The point, according to commentators such as Stephen R.L. Clark and Cora Diamond, for example, is that members of our communities, however we conceive of them, pull on us and it is in virtue of this indescribable pull that we recognize what is wrong with cruelty. Animals are individuals with whom we share a common life and this recognition allows us to see them as they are. A person striving for virtue comes to see that eating animals is wrong not because it is a violation of the animal's rights or because on balance such an act creates more suffering than other acts, but rather because in eating animals or using them in other harmful ways, we do not display the traits of character that kind, sensitive, compassionate, mature, and thoughtful members of a moral community should display. And carefully worked out arguments in which the moral considerability and moral significance of animals are laid out will have little if any grip on our thoughts and actions. Rather, by perceiving the attitudes that underlie the use and abuse of non-human animals as shallow or cruel, one interested in living a virtuous life will change their attitudes and come to reject treating animals as food or tools for research. As Rosalind Hursthouse recognized after having been exposed to alternative ways of seeing animals:[3]

I began to see [my attitudes] that related to my conception of flesh-foods as unnecessary, greedy, self-indulgent, childish, my attitude to shopping and cooking in order to produce lavish dinner parties as parochial, gross, even dissolute. I saw my interest and delight in nature programmes about the lives of animals on television and my enjoyment of meat as side by side at odds with one another…Without thinking animals had rights, I began to see both the wild ones and the ones we usually eat as having lives of their own, which they should be left to enjoy. And so I changed. My perception of the moral landscape and where I and the other animals were situated in it shifted. (Hursthouse, 2000, 165-166)

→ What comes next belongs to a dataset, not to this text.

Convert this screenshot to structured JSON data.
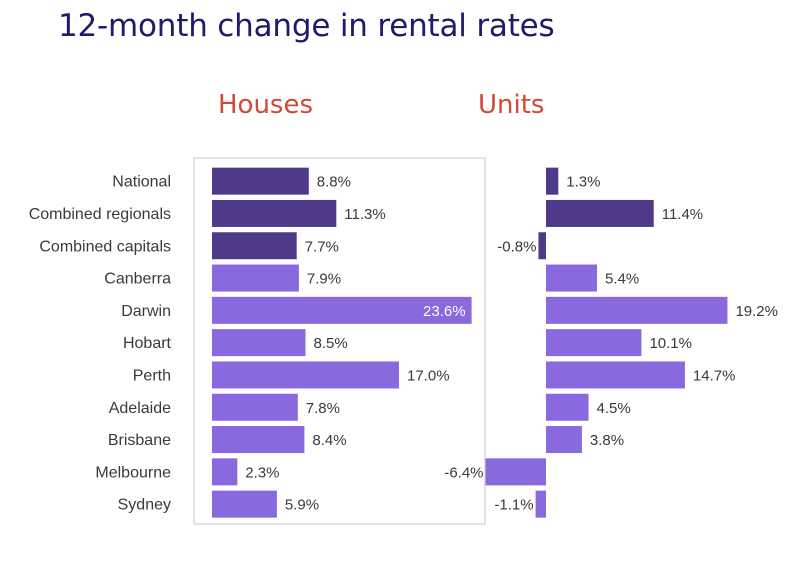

Feminists too have taken issue with the methods of argumentation used to establish the moral status of animals. For many feminists the traditional methods of rational argumentation fail to take into account the feelings of sympathy or empathy that humans have towards non-humans, feelings they believe are central to a full account of what we owe non-humans and why. While many feminists believe, following Hume, that our moral emotions are what ultimately move us to act compassionately towards animals, they do not reject the conclusions that the rights-based theorists or the utilitarian theorists draw. Rather, their criticisms are directed at the idea that these conclusions, drawn through reason alone, can change our behaviors. (See Adams and Donovan 1995.)

Some ecological feminists have also argued that the standard approaches to determining the moral status of animals are flawed. For these critics, the focus on individuals in isolation from their context fails to capture the political structures, particularly the structures of power, that underlie current practices in which animals are used. According to some eco-feminists there is a conceptual link between the "logic of domination" that operates to reinforce sexism and the logic that supports the oppression of non-human animals, a link that translates into individual and institutional practices that are harmful to both women and animals. Gender hierarchies, in which men are thought to be separate from and superior to women share the same structure, according to this analysis, as hierarchies that separate humans from other animals and justify human dominance over the allegedly inferior others. According to an ecological feminist perspective, differences between groups and individuals can be acknowledged without attributing greater or lesser moral worth to those groups or individuals within them and just social relations require that such valuations be avoided. Like many social justice perspectives, the eco-feminist perspective maintains that no one will be free unless everyone is free, and that includes non-human animals. (See, for example, Gaard 1993.)